Rare Books &c. at Auction This Week

Courtesy of Sotheby's

Detail from a November 1834 letter from Mary Anning to William Buckland, offered at Sotheby's this week.

Another jam-packed week of sales coming up:

Courtesy of Sotheby's

The Sotheby's Science: Books & Manuscripts sale ends on Tuesday, May 25. The 56 lots include a first edition of Copernicus' De revolutionibus (1543) not recorded in Owen Gingerich's census of copies (£70,000–100,000). This is a second copy from the collections of Rostock University Library. A copy of the rare first edition of János Bolyai's essay on non-Euclidean geometry, formerly in the library of Dr. Paul Stäckel, is estimated at £50,000–70,000. A November 1834 autograph letter from Mary Anning to William Buckland reporting new fossil crinoid beds in Dorset rates the same estimate. A manuscript collection of drawings and notes on French fossils from the 1870s could fetch £15,000–20,000.

At Skinner on Tuesday, the online timed sale of Historic Manuscripts & Rare Books comes to an end: among the 296 lots are one volume of the 1834–35 edition of the Kitab Alf Layla wa-Layla (Thousand and One Nights) printed at Bulaq, Egypt ($20,000–30,000). The first volume of Audubon's Quadrupeds, containing twenty-six imperial folio plates, is estimated at $15,000–20,000. Two volumes of autographs collected by Union Army officer John S. Schultze in 1864 in aid of the U.S. Christian Commission could sell for $10,000–15,000.

ALDE sells the Bibliothèque Cynégétique Jean-Pierre Lemanissier on Wednesday and Thursday, 26–27 May, in 493 lots.

At University Archives on Wednesday, Rare Autographs, Manuscripts, Artwork, Comic Art, in 409 lots. A small double-sided sheet of Isaac Newton manuscript mathematical notes believed to relate to the contents of his Principia and formerly in the Honeyman Collection is estimated at $100,000–150,000. Three pages of Einstein manuscript equations on unified field theory could sell for $60,000–70,000.

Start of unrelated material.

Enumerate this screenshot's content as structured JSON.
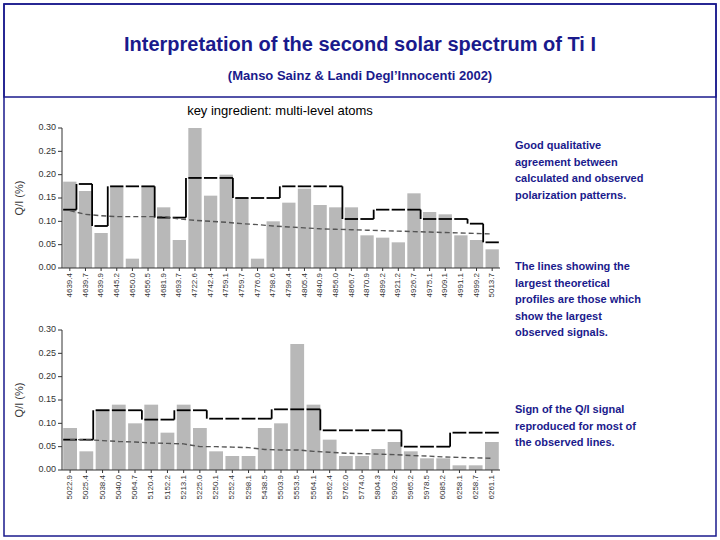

Fine Books, Manuscripts and Works on Paper will be on the block at Forum Auctions on Thursday, May 27, in 384 lots. A painted bird's-eye panoramic view of the port of Naples dated to around 1714–1734 shares the £30,000–40,000 top estimate with Narcissus Luttrell's five-volume set of Purchas His Pilgrimes. A large collection of manuscript and printed documents relating to privateering and the Bristol shipping trades could sell for £25,000–35,000.

PBA Galleries' sale of Literature – Beats & the Counterculture – Illustrated Books on Thursday will round out the week. The 434 lots include a first issue copy of Steinbeck's The Pastures of Heaven (1932), estimated at $12,000–18,000; a copy of the limited edition of Stephen King's Dark Tower: The Gunslinger (1982) signed by King and artist Michael Whelan ($5,000–8,000); and one of thirty copies of the Black Sparrow Press broadside edition of Charles Bukowski's To Kiss the Worms Goodnight ($4,000–6,000).